Broader market stress is adding fuel to the fire. Precious metals such as gold and silver have grown increasingly volatile as leveraged trades and speculative flows unwind. Silver plunged as much as 16.6 percent at one point, falling to $73.41. At the same time, equities slid sharply, with the S&P 500 falling to near two-week lows and the Nasdaq dropping to its lowest level in more than two months as enthusiasm around artificial intelligence cooled.
Analysts say the crypto market may now be entering a more painful phase. Some describe the current move as full capitulation rather than a routine pullback, warning that history suggests such resets can take months to fully play out.

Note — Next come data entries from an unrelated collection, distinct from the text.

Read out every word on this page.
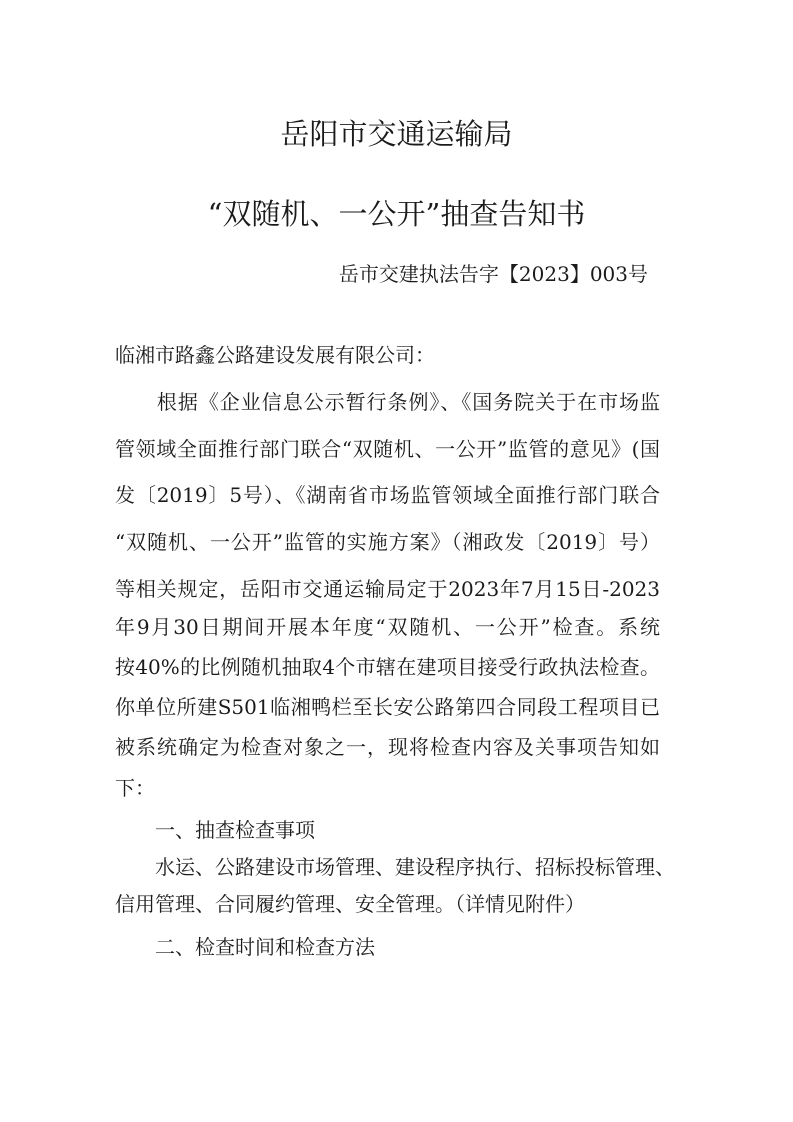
岳阳市交通运输局
“双随机、一公开”抽查告知书
岳市交建执法告字【2023】003号
临湘市路鑫公路建设发展有限公司：
　　根据《企业信息公示暂行条例》、《国务院关于在市场监
管领域全面推行部门联合“双随机、一公开”监管的意见》(国
发〔2019〕5号）、《湖南省市场监管领域全面推行部门联合
“双随机、一公开”监管的实施方案》（湘政发〔2019〕号）
等相关规定，岳阳市交通运输局定于2023年7月15日-2023
年9月30日期间开展本年度“双随机、一公开”检查。系统
按40%的比例随机抽取4个市辖在建项目接受行政执法检查。
你单位所建S501临湘鸭栏至长安公路第四合同段工程项目已
被系统确定为检查对象之一，现将检查内容及关事项告知如
下：
　　一、抽查检查事项
　　水运、公路建设市场管理、建设程序执行、招标投标管理、
信用管理、合同履约管理、安全管理。（详情见附件）
　　二、检查时间和检查方法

The selloff has also weighed on shares of companies that hold bitcoin and other digital assets, raising concerns that turmoil in crypto markets could bleed further into traditional financial assets.
Another factor weighing on digital currencies is President Trump’s selection of Kevin Warsh as his pick for the next Federal Reserve chair. Markets have reacted to expectations that Warsh could move to shrink the Fed’s balance sheet, a shift that could pressure speculative assets. Cryptocurrencies have often benefited from abundant liquidity and large central bank balance sheets, rallying when money markets are flush.
Market watchers say fears of a more hawkish Federal Reserve stance are adding to the downside pressure. A smaller balance sheet, they argue, offers little support for crypto prices.
The sector has already been struggling since a sharp crash last October washed out leveraged positions and shook investor confidence. Since then, appetite for digital assets has remained fragile, particularly among institutional investors.
Analysts point to heavy outflows from exchange-traded funds as a major driver of the downturn. Billions of dollars have flowed out of institutional crypto ETFs each month since last fall, with U.S. spot bitcoin ETFs alone seeing more than $3 billion in outflows in January, following significant withdrawals in November and December.
That steady selling suggests traditional investors are pulling back, fueling growing pessimism around the asset class. With bitcoin closely tied to the tech sector, this week’s rout in software stocks has only intensified the pressure.
Some strategists are now warning that further declines could trigger forced liquidations among crypto miners, potentially setting off a vicious cycle. While many continue to argue that crypto should only be a small part of a diversified portfolio, its heavy ownership by retail investors means the fallout could add to broader market risk if the slide continues.